The legend of our times
Upali Wijewardene was Sri Lankas legend of the late Twentieth century. With a traditional Sri Lankan family background and an education at Cambridge University, he returned to the country to be an industrialist at a time of the heyday of Sri Lankas socialism that was extremely hostile to private entrepreneurship. Upalis genius was that he used this hostile environment to his advantage with astounding success to forge an industrial empire within two decades that enabled him in his last days to vie for political leadership, making incumbents at that time to scream with rage. International commodity trade was his mainstay in business but in Sri Lanka at a time when industries were almost non-existent he burst into the scene with manufacture of chocolates, soaps and assembly of cars. And finally launched his own newspapers.
The business tycoon flying across the country in his helicopter and private planes and abroad in his Lear Jet was something unknown to Sri Lankans. And more. He became a leading international racehorse owner competing with the international jet set, winning the plums of international horse racing such as the Royal Ascot.
A British journalist, Matt Miller, described him in Insight Magazine: Largely through bravado and wit, Philip Upali Wijewardene parlayed a bankrupt confectionery plant into Sri Lankas only multi national business group and one of Asias leading cocoa based products conglomerates. Intriguingly he accomplished his overseas empire - building at a time when his country strictly prohibited the export of currency. And now the 43-year-old commodity wizard (this was 1981) has started what could be Upalis Third Plan... He would be willing, he says with uncharacteristic restraint, to become Sri Lankas president someday.
Few Sri Lankans could have achieved so much in so short a time. By 1983 he was a legend in his country and like many a legendary figure it was a story book ending: tragic and mysterious. On a bright sunny day his Lear Jet took off from Malaysia and disappeared over the Straits of Malacca.
Of all the enterprises founded by Upali Wijewardene, the one that keeps his flag flying each day is Upali Newspapers. Since1981 when he commenced publication, The Island and the Divaina have rolled out of the presses at Homagama each day except on days like Vesak, Christmas and the Avuruddha. Today, Both The Island and Divaina are on line paper (on Internet) with The Island recording the biggest number of hits per day from readers around the world. Upali with his global outlook would have been delighted.

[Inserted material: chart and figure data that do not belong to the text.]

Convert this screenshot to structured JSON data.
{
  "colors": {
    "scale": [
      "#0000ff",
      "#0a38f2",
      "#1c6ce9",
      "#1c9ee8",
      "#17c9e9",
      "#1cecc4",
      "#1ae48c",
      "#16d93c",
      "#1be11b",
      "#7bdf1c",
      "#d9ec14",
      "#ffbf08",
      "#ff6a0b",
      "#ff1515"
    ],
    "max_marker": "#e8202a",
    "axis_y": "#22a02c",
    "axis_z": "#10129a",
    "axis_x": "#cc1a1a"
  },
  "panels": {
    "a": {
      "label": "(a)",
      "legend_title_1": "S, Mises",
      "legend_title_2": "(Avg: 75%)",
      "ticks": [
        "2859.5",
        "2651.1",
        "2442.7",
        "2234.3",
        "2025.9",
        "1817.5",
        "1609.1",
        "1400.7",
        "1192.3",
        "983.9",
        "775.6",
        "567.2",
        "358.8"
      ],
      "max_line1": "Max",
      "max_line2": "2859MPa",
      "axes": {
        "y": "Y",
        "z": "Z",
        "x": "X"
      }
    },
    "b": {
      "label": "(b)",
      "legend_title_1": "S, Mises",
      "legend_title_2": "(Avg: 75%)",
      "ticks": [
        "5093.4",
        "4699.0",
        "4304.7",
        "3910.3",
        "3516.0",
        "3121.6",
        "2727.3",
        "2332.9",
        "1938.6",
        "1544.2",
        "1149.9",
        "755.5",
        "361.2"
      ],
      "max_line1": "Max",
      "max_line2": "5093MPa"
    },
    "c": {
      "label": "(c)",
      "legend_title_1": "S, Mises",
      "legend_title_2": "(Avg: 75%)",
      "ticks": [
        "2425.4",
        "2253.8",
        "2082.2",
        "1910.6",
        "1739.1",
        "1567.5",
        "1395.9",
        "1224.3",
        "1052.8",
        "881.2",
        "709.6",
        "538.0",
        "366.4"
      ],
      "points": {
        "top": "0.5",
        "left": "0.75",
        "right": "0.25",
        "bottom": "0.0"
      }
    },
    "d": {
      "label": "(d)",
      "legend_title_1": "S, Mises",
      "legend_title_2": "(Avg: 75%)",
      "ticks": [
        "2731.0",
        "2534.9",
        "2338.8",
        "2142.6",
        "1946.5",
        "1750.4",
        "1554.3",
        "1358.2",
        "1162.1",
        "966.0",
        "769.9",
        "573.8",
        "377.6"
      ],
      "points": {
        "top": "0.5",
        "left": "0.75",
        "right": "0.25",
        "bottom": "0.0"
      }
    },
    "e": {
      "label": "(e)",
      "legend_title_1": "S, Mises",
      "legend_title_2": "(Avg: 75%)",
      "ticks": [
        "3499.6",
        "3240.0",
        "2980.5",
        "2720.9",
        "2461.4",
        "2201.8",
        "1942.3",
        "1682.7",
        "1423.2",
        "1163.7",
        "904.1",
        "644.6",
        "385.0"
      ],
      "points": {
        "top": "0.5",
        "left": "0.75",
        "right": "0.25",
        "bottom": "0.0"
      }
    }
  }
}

Twenty-two years after the commencement of the publication of Upali Newspapers, it could be truly said that it was Upalis vision and his belief in the freedom of expression that has kept the papers going. The Upali Group newspapers from the very commencement launched a technological revolution in newspapers production Upali launched offset and colour printing for newspapers for the first time. (There was a Sunday publication that did have offset colour printing but only for its cover page.) It resulted in a revolution in printing in Sri Lanka and the old hot metal type used for over a century ended with a few years after our papers hit the streets. Today, our technology has advanced and facsimile transmission is used to send our pages from Bloemendhal Road to the Homagama printing presses eliminating road transport.
What really keeps Upali newspapers going is the spirit of independence and fearlessness he infused into the paper. No one was sacrosanct he told journalists but cautioned to handle the Old Man President Jayewardene with care. Those who were with The Island at its commencement still remember where after a few days of commencement of publication the story of a high ranking bureaucrat, very close to President Jayewardene. The bureaucrat had accompanied his daughter to the airport and flown into a fury when the Customs inspected the daughters baggage. The man of Napoleonic stature had thundered that he would have the Customs Department abolished. The Island published this story and Upali was delighted. Damned good, this kind of fellow should be exposed, he said.
After Upali, the prophets of doom, mainly our rivals proclaimed that it would be a matter of time before we folded up. We went through difficult times under Upali who was far too big for those who attempted to assail him. But after his death our papers went through immense crises but Upalis successors were able to ward off all such threats with the help of the journalists and other loyal employees. There were times when even sales points of certain newspaper groups had to be protected by the army but our newspapers, despite death threats to our staff, continued publication without interruption, each day, with only our pens to protect us.
Today, we remember our founder, who despite his achievements had many dents in his armour like all human beings. But he was a rare and outstanding Sri Lankan, certainly a legend of our times whose creations stand testimony to his greatness.